Znów zapora, ale widziana od dołu (okrążyłem górkę):

Bardzo miło jechało się między tymi intensywnie zielonymi górkami:

A to już widok gdzieś z trasy Klasyku Beskidzkiego (nawet dla samych widoków warto tam się wybrać):

Na zjazdach zdjęć nie robiłem, szkoda było się zatrzymywać gdy tak dobrze się pędziło w dół - ale to też nie za szybko bo chciałem też podziwiać górki :)
Na hopkach obok jeziorka złapała mnie śnieżyca - pełno białych kłaków leciało z drzew, prosto w twarz :)
Kategoria Foto, [ 50-100km ]
Dane wyjazdu:
21.73 km
0.00 km teren
00:51 h
25.56 km/h:
Maks. pr.:41.41 km/h
Temperatura:9.0
Rower:Zółta Merida
Chłodno
Poniedziałek, 7 maja 2012 · dodano: 07.05.2012 | Komentarze 0
Udało się zagospodarować jedną wolną godzinę, tak spokojnie na rozruszanie nogi. Kategoria Okolice, [ 0-50km ]
Dane wyjazdu:
102.34 km
0.00 km teren
03:35 h
28.56 km/h:
Maks. pr.:63.88 km/h
Temperatura:24.0
Rower:Zółta Merida
Setka z burzą w tle
Niedziela, 6 maja 2012 · dodano: 06.05.2012 | Komentarze 8
Ja, Darek i Tomiek (którego spotykamy w trasie).Wyruszamy około 9:00 w kierunku Krynicy - pod wiatr. Co chwilę mijamy samochody z rowerami - Puchar Smoka. We Florynce przerwa na zakup bananów. Wychodząc ze sklepu widzimy kolarza który mknie na Krynicę. Po chwili doganiamy go - Tomiek jechał na Kotów, więc i my z nim.
Gdzieś w Nowej Wsi(?) spada mi łańcuch przy początku podjazdów - przerwa na wybrudzenie się i przy okazji na uzupełnienie bidonu. Miałem tylko jeden bidon, wtedy już pusty, reszta napoju w butelce w torbie pod ramą. Do Krzyżówki pogoń za ucieczką. W Krzyżówce przerwa na banana, a następnie wsiadam znów na koło i odpoczywam.
Za Krynicą dołącza do nas gość na rowerze górskim - niby na kole, ale opony 'delikatnie' szersze, więc łatwo nie miał. Mimo tego utrzymał się tak kilkanaście kilometrów.
W okolicach Tylicza podjazdy, oczekiwałem jakiejś "ściany" (nie byłem w tamtych terenach, myślałem że górki będą bardziej wymagające - nie wiem co mnie zmyliło).
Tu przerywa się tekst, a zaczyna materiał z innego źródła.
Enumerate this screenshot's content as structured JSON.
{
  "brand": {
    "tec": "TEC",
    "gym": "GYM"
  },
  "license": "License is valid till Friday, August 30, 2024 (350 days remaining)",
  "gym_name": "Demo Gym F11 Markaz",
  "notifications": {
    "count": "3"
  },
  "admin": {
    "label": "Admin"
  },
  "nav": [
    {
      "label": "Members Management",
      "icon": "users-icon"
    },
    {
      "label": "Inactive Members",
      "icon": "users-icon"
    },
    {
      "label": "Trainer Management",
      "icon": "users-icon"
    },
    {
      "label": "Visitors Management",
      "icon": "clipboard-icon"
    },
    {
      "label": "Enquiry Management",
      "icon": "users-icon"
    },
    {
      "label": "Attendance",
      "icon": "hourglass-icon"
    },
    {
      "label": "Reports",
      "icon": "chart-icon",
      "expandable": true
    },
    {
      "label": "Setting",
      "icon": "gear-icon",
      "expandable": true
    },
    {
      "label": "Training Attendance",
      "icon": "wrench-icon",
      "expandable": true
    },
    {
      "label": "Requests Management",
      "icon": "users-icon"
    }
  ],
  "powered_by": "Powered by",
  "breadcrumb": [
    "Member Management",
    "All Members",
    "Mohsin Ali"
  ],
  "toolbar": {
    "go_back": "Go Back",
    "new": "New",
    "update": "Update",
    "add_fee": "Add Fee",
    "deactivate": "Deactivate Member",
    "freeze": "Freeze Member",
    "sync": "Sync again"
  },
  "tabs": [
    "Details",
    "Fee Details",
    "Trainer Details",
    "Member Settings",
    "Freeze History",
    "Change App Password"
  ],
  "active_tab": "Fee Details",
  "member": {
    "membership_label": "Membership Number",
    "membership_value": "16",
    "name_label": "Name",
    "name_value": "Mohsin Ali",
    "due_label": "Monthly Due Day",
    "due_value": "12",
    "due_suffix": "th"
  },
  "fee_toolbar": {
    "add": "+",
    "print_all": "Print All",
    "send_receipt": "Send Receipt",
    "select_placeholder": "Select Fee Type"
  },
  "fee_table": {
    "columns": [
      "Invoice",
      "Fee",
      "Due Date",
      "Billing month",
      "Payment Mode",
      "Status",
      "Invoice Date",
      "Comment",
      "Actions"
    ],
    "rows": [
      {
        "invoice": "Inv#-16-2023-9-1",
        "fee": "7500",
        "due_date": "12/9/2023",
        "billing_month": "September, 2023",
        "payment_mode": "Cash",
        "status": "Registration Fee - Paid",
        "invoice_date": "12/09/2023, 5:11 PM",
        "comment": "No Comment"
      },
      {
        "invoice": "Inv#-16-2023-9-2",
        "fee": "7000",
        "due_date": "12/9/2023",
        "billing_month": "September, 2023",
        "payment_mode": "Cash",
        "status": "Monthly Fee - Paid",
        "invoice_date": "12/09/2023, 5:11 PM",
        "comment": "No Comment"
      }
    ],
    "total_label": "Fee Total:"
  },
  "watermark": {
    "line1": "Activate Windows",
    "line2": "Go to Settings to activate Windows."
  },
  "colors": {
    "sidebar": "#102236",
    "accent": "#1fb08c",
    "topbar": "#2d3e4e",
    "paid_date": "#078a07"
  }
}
Może dzięki temu łatwiej było mi dojechać do Krzyżówki, bo "psychicznie jechałem jeszcze po płaskim oczekując czegoś stromego".
Zjazd na Grybów dość szybki (jak zwykle), we Florynce znów zakupy w sklepie obok stacji benzynowej (to taki stały punkt na tej trasie). Na końcu wyprawy pojawia się burza, krople deszczu sprawiły że kręciło się szybciej - udało nam się uciec.